Ontario recognizes that PM2.5 presents a human health burden and has admitted that there are regulatory gaps.

PM2.5 is composed of airborne particulates of solid or liquid form (including secondary particulates that form from NO2) and can cause distressing health effects.

Exposure to fine particulate matter negatively impacts the heart and lungs, and can cause asthma attacks, chronic bronchitis, and heart attacks. It is also linked to increased emergency room visits, hospitalization and early death due to respiratory and cardiovascular problems — all impacts that disproportionately affect already-vulnerable populations.

According to an analysis by Statistics Canada published in 2017, exposures to PM2.5 are higher for visible minority and immigrant populations due, in part, to higher percentages of these populations living in urban cores where air pollution levels tend to be higher.

And despite the overwhelming evidence that PM2.5 exposes the environment and the people of Ontario to serious risks, there is no legally-binding standard to regulate people’s exposure to PM2.5.

Weak, poorly enforced laws put vulnerable populations at risk

Low-income families, Indigenous communities, and other socially marginalized groups are disproportionately exposed to environmental hazards like outdoor air pollution. In fact, 25 per cent of Canadians in low-income communities live within one kilometre of a pollution-emitting facility.   Comparatively, only 7 per cent of people living in affluent communities live within this same distance. Although there are many sources of PM2.5 and NO2, including vehicle traffic, industrial facilities remain a significant source of these contaminants.

The inequitable sharing of the pollution burden is worsened by the fact that individuals in socially marginalized communities are often more vulnerable to the health effects caused by the pollution.  For instance, social stressors and nutrition deficiencies associated with living in poverty can alter immune function and the way the body reacts to pollutants, particularly in young children.

That’s why we’re urging the Ontario government to update its air quality standards as soon as possible to ensure that communities across the province have equal access to safe, breathable air. To make that possible, we’re calling for the following changes:

  • At a minimum, Ontario should update its Ambient Air Quality Criteria (AAQC) and standards for NO2 to reflect the Government of Canada’s health-based recommendations. These updated standards should be set at concentrations that protect the environment and human health, including individuals who are more socially or biologically vulnerable to air pollutants, like children.
  • In light of the health effects associated with long-term exposure to NO2, ­ Ontario should consider introducing an annual standard that follows the health-based recommendations made by the federal government under the Canadian Ambient Air Quality Standards.
  • Ontario should establish an AAQC and legally-binding emission standard for PM2.5. These limits should follow the federal government’s recommended standards for PM2.5 at the very least. Given that there is no safe level of exposure to PM2.5, Ontario should consider adopting a more protective standards, such as those of Newfoundland and Labrador.

Up next

The Ministry now has 70 days to let us know whether or not it will undertake the requested review.

While we wait for the Ministry’s response to our application, we will continue to push the Canadian government to amend the Canadian Environmental Protection Act, 1999 (CEPA) as recommended by the House of Commons Standing Committee on Environment and Sustainable Development.  Needed amendments include binding national air quality standards, legal recognition of the human right to a healthy environment, and greater protections for vulnerable populations.

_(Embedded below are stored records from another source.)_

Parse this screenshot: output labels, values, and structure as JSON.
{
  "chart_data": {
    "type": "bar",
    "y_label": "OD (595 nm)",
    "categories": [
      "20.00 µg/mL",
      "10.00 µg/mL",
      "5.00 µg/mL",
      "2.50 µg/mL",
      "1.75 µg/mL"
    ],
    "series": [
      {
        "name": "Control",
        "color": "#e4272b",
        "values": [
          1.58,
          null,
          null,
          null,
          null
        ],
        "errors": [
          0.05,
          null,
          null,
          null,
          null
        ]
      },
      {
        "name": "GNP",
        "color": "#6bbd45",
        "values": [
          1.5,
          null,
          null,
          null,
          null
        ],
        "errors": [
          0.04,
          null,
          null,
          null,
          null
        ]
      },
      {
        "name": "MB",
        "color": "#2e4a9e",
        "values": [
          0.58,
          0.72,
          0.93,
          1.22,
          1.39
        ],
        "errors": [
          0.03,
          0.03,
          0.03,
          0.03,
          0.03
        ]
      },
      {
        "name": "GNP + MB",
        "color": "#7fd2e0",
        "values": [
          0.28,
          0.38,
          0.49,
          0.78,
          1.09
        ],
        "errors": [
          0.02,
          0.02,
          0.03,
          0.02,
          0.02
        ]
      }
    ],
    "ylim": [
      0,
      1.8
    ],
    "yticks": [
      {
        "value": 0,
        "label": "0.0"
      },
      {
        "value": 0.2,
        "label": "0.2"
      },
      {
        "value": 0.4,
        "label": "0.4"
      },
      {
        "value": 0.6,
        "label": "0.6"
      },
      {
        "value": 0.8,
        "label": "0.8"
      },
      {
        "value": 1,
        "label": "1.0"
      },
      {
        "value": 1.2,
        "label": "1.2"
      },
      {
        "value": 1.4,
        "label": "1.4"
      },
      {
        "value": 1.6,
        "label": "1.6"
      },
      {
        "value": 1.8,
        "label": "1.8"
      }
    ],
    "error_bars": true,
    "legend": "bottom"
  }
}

Given Canada’s failure to regulate emissions from oil refineries under CEPA, including emissions of NO2 and PM2.5, establishing legally binding standards to protect human health in Ontario could go a long way in protecting those living near such facilities in this province.

We believe that our federal, provincial and territorial governments all have a duty to ensure Canadians’ basic human right to a healthy environment is respected.  Having legally binding air quality standards in place for harmful pollutants is one important step toward making that goal a reality.